Hi everyone,
I hope that you all had some wonderful family orientated times over Christmas and I wish each of you and your families a Happy and Healthy 2019. Thank you for continuing to listen to the songs that I have written. I really feel honoured when you take the time to email me with feedback/comments. Today it would have been my sister Betty's birthday. She died, unexpectedly, in my arms, on 9th January 2004. Fifteen years ago but I still miss her so very much.

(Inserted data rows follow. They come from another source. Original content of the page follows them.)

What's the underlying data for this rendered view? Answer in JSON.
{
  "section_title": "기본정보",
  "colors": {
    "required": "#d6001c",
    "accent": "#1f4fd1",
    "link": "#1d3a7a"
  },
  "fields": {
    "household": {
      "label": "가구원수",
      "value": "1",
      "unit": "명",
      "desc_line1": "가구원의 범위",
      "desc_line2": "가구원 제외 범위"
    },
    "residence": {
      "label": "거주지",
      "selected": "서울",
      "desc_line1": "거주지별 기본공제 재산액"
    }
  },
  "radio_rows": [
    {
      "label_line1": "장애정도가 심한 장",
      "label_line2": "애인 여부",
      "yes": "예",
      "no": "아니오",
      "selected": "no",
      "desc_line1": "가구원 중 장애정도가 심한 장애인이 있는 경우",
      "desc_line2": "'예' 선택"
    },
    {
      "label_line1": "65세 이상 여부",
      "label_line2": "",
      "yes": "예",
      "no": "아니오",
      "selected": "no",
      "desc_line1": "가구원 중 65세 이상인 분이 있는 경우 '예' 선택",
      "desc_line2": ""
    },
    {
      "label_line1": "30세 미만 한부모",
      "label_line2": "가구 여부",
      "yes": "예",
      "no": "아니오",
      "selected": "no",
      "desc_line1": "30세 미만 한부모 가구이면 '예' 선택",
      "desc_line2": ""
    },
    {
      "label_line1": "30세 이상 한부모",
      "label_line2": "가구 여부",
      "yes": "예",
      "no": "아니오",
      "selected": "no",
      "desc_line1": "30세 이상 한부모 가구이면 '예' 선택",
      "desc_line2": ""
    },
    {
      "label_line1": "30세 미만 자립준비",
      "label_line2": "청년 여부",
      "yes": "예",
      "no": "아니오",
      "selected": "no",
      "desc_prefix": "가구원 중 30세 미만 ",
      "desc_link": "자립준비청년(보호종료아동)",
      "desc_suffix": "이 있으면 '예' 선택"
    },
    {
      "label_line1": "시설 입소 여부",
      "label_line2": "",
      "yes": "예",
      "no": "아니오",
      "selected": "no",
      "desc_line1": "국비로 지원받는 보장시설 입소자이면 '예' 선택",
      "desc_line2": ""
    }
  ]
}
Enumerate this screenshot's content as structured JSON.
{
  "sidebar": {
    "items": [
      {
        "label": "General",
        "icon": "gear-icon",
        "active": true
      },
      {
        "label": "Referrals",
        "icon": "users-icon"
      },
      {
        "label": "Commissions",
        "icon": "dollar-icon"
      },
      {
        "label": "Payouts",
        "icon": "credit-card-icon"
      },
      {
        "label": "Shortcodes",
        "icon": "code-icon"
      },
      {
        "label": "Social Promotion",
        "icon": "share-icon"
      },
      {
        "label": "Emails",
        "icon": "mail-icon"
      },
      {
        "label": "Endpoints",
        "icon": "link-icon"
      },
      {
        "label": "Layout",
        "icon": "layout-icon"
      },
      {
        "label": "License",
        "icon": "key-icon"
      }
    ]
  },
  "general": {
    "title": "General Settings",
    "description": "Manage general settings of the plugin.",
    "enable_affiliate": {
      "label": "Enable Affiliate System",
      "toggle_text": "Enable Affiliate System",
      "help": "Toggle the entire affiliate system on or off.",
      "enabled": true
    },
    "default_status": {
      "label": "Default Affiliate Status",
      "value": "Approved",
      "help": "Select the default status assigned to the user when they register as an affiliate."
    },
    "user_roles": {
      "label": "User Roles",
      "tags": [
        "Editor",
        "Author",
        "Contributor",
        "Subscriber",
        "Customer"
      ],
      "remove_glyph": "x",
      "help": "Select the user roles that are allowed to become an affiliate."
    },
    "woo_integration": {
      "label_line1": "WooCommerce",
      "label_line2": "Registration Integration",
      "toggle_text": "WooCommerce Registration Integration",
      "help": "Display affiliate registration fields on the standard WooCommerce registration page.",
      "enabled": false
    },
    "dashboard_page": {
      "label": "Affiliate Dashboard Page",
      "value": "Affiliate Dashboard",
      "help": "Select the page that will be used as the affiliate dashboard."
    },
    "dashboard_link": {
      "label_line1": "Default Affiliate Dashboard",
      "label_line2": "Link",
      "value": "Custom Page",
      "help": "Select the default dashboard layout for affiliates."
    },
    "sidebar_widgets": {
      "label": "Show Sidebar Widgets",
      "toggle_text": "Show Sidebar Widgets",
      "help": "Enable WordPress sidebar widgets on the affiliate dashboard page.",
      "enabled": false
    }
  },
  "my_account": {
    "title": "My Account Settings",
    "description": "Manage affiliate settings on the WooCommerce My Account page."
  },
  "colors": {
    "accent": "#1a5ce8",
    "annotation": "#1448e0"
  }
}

As children we were not unfriendly towards each other but we were not close. Betty would be indoors and I would be outside up a tree. We always went on holiday together to our relatives in Plymouth, Devon, but Betty would stay quietly with our eldest girl cousin and I would be up to mischief with my male cousins. As we grew older we grew very close. The lyrics tell the story.
Holding Hands
When small I delighted in annoying Betty whenever I could.
She'd sit in a shady spot beneath my tree with a book,
An easy target for me up above; Betty never understood
Me then; often gave me that 'older sister look,'
But she never went far away and that felt good.

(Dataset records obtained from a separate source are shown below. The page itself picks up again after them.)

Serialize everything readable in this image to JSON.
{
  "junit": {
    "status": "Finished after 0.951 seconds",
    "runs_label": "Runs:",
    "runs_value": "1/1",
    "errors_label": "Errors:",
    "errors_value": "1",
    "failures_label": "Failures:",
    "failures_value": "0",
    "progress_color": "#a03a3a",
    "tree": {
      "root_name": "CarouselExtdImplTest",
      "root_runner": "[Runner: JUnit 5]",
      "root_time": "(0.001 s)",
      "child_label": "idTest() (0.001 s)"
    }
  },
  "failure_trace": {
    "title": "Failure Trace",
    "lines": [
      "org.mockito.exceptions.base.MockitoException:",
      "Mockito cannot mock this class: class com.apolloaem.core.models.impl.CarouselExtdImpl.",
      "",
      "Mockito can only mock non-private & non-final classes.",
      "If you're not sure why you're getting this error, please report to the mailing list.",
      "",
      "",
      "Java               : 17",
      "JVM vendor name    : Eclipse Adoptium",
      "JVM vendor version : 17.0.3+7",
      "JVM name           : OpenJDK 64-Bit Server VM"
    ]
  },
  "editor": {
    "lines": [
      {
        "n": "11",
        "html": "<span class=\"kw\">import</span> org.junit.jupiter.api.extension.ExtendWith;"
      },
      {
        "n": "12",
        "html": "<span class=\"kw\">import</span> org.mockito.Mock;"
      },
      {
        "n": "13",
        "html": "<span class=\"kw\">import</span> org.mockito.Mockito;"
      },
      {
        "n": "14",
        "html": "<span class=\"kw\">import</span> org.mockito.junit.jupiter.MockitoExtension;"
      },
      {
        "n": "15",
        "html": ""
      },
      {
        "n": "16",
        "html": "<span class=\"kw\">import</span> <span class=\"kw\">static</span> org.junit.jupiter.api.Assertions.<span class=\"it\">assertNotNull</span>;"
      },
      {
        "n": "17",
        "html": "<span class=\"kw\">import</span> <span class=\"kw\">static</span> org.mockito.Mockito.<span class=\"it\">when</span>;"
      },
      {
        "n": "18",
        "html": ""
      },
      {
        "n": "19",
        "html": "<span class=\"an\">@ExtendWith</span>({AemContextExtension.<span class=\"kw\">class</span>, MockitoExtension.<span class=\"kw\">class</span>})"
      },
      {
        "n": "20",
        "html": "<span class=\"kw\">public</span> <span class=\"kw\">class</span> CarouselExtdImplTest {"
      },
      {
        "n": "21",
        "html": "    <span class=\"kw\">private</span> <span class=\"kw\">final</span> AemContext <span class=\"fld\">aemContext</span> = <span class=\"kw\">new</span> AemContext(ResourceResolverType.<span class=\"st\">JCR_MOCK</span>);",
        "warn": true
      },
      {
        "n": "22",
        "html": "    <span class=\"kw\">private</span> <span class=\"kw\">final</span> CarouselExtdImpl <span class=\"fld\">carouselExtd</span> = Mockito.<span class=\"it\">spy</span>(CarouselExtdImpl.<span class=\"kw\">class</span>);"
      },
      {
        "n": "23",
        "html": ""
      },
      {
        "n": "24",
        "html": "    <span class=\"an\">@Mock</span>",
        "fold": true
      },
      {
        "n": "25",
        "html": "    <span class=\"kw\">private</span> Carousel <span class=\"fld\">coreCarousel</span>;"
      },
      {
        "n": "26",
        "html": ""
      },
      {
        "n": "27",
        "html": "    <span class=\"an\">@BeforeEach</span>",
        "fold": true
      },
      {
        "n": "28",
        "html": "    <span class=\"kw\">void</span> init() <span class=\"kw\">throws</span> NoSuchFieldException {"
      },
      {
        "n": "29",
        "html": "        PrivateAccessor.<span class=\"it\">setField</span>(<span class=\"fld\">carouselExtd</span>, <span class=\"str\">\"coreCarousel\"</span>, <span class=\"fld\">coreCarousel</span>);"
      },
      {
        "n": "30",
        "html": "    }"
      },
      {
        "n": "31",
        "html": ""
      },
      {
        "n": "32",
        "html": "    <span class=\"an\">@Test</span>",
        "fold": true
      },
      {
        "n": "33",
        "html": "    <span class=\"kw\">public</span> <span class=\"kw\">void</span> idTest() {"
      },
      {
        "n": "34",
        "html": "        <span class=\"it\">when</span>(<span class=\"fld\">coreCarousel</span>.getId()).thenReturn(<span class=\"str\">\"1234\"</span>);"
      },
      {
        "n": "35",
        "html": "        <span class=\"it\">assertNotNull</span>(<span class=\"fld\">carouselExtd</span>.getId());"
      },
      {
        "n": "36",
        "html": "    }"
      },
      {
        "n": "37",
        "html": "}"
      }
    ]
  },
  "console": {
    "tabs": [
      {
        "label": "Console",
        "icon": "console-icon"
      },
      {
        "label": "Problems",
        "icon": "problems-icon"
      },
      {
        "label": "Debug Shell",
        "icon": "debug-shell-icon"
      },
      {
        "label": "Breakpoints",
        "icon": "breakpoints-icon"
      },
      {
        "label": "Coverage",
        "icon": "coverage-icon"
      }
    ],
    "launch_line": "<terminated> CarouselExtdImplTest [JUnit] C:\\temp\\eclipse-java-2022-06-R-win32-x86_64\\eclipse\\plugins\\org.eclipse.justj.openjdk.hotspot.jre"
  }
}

I laughed; she jumped when things on her I shook!
But if ever I showed I was scared, and quite unplanned,
Betty would come to me and hold my hand.
Five years my elder; at Lynchet Cottage a bedroom shared.
Memories of frequent, huddled conversations.
Of frogs in beds; wild chases; and of tempers flared;
A plethora of family days with hordes of our relations;
Green-eyed Betty; beautifully slim and auburn-haired;
When my nightmares struck, she looked in consternation,
Cared enough to take the time, and quite unplanned,
Betty would come to me and hold my hand.
High days, holidays, time flew fast, shared moments, joys, tears, mirth,
Plymouth, memories flicker past, we grew, loved, wed, then gave birth.
Older, closer, how long did phone calls last? I know Betty'd understand,
I held her, as she left me quite unplanned; now it was my time to hold her hand.